All this came to mind as I read, with loving attention, the review of Tor Seidler’s new novel, Firstborn, in yesterday’s Times Book Review. It’s a book review from the latter school: it puts the book’s characters (a magpie and some wolves), setting (Yellowstone Park), and situation (wolves and bird coexist authentically if uneasily) deftly into the small space of the book review (the front page of the Children’s Books section) – so deftly that, reading it, I feel confident that I am getting acquainted with the book as it actually is.
With loving attention, reader, because I am married to the review’s author: Lenora Todaro, who edited the Voice Literary Supplement when it was robust, and who has written for the Times and Salon and Bookforum since then, fitting in writing around homeschooling with our three sons in Brooklyn.

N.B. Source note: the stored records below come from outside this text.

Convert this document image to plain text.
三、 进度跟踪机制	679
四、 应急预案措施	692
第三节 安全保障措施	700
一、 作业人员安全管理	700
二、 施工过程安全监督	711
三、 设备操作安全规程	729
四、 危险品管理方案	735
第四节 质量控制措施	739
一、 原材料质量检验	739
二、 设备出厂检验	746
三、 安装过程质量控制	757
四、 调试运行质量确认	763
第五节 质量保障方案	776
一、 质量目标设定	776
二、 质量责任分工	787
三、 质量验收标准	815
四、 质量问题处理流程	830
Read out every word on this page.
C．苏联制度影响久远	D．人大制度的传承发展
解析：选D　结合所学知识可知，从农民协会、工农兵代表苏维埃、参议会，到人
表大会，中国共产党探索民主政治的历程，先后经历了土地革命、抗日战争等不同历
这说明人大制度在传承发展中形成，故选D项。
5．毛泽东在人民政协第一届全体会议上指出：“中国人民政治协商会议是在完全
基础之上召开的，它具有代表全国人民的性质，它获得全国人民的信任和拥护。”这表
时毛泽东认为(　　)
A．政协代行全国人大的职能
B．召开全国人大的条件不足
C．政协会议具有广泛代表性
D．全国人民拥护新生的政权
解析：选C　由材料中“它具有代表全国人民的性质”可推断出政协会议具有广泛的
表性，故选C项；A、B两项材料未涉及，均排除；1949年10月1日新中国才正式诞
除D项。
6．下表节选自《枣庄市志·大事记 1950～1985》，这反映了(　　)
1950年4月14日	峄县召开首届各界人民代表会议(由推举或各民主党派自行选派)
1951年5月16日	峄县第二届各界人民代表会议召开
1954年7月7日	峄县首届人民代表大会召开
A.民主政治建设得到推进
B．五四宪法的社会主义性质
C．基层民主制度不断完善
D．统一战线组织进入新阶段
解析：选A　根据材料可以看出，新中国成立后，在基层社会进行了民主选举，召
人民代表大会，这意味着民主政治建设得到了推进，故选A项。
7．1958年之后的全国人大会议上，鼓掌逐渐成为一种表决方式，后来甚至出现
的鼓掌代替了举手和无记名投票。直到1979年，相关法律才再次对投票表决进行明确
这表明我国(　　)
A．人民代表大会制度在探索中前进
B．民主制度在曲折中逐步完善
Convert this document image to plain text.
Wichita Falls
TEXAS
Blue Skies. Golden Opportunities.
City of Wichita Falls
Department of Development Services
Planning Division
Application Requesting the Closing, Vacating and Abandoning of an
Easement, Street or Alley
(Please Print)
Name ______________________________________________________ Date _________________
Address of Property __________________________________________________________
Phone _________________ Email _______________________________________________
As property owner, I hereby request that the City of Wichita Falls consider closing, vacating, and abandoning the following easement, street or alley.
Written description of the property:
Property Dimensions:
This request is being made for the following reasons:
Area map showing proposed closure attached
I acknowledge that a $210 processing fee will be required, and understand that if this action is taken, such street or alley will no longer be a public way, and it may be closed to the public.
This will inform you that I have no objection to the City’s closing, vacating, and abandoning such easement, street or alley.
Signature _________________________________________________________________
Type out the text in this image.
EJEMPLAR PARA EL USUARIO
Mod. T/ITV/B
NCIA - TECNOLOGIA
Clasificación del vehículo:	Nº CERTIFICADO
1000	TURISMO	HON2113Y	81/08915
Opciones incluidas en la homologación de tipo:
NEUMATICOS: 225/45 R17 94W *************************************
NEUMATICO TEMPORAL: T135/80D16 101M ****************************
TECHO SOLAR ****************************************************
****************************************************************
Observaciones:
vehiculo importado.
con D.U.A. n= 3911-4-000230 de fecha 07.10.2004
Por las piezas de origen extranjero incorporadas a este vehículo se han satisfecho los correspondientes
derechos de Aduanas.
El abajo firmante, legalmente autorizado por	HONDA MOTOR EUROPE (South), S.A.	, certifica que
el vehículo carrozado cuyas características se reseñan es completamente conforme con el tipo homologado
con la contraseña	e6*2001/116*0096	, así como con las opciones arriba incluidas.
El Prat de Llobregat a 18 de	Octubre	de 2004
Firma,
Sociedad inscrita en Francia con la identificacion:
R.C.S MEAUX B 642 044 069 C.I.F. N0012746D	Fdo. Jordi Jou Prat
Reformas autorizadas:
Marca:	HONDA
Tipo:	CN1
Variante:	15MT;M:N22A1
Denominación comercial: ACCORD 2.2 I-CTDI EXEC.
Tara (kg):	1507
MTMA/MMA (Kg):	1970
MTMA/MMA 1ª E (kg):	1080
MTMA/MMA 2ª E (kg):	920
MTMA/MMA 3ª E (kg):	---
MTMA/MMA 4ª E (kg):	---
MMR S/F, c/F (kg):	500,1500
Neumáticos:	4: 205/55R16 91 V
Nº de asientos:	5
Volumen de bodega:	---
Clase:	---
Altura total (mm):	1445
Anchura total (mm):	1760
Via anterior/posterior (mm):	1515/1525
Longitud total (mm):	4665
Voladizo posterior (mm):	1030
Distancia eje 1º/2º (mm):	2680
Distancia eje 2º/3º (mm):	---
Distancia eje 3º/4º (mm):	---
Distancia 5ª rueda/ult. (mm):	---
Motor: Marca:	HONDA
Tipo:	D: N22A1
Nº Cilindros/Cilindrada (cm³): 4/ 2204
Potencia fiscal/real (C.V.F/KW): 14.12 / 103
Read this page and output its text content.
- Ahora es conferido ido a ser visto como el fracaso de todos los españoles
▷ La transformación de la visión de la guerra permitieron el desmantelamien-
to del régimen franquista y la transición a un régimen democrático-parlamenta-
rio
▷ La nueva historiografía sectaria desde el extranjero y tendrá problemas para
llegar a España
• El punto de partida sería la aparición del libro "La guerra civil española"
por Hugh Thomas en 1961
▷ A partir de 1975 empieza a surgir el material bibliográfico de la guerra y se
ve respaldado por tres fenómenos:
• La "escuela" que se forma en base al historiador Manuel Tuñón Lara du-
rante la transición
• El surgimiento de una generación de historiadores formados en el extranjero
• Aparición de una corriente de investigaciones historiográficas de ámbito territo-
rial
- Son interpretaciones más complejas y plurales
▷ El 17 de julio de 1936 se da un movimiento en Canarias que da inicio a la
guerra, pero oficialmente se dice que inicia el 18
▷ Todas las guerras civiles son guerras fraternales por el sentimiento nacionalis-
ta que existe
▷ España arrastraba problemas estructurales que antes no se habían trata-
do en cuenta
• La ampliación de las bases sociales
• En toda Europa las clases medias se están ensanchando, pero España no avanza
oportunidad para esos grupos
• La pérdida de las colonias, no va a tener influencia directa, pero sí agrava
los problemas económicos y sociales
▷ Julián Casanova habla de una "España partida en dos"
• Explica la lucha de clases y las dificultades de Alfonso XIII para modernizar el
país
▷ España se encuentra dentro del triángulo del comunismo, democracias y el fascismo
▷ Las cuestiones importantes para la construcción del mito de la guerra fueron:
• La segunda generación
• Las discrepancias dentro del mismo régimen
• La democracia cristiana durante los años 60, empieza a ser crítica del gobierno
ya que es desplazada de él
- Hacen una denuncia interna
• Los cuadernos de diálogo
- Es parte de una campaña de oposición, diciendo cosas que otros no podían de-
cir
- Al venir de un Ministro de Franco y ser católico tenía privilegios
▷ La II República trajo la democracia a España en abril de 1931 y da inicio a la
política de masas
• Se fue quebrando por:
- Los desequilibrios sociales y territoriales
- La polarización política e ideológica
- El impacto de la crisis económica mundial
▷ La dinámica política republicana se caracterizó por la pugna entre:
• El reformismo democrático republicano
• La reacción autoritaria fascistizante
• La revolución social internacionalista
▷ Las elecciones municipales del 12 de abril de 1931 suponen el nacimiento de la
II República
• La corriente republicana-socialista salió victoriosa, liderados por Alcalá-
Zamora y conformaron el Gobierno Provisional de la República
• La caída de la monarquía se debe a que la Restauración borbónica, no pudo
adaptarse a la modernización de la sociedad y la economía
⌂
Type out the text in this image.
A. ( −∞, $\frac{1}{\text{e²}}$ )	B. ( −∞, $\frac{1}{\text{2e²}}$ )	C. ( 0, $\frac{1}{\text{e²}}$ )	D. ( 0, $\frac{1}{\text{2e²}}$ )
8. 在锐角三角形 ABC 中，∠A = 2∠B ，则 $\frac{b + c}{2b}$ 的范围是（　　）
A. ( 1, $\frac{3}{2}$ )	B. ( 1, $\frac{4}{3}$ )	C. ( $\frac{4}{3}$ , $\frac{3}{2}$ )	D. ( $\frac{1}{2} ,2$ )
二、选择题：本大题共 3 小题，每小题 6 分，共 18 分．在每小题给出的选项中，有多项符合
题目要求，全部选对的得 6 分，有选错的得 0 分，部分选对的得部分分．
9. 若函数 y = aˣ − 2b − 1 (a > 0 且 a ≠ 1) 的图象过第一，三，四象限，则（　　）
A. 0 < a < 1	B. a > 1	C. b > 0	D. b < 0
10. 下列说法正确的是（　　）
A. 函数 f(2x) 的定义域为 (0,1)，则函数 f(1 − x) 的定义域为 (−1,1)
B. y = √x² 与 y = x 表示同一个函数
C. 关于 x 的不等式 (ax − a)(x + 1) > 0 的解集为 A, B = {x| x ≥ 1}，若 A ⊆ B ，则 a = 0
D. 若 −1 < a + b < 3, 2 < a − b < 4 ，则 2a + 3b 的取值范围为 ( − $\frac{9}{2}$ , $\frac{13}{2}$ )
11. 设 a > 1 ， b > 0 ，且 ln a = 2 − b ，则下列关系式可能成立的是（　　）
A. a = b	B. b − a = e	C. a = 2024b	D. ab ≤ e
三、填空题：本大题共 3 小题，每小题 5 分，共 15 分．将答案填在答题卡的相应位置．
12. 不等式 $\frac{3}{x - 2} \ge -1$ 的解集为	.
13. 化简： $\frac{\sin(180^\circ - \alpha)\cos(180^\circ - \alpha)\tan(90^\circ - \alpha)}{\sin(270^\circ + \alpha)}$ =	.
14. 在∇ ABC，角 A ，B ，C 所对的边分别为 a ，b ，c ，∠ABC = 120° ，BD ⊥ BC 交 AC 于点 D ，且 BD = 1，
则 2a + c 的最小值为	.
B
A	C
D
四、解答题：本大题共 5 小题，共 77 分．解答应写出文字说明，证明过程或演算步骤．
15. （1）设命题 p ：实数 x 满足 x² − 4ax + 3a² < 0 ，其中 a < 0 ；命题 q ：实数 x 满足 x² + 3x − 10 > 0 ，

That’s the context for this rave review of a review. Here (from Lenora’s review) is the context for the book:
“Firstborn” is dedicated to Jean Craighead George (1919-2012), the great naturalist writer for young readers who Seidler says introduced him to Yellowstone’s wolf life. George’s magnificent “Julie of the Wolves,” the 1973 Newbery Medal winner, tracks an Eskimo girl lost in the Alaskan tundra who survives by mimicking the ways of a wolf. But where George developed human characters who use their knowledge of nature alongside the animals they love, Seidler creates animal characters who have humanlike consciences. And where George made the Alaskan tundra as tangible as her Julie, Seidler uses Yellowstone’s sulfurous hot springs and bubbling caldrons mainly as a stage for the action. He’s a storyteller first, not a naturalist, and at times “Firstborn” strains under the weight of homage.
There in a few sentences we see an arc drawn across forty years of writing for young readers and Seidler placed at our end of it.
As this review shows, good book reviewing is an art. Clearly the Times thinks so: the editors ingeniously commissioned an illustration by Carson Ellis, who has collaborated with her husband, Colin Meloy, leader of the Decembrists, on Wildwood and other books.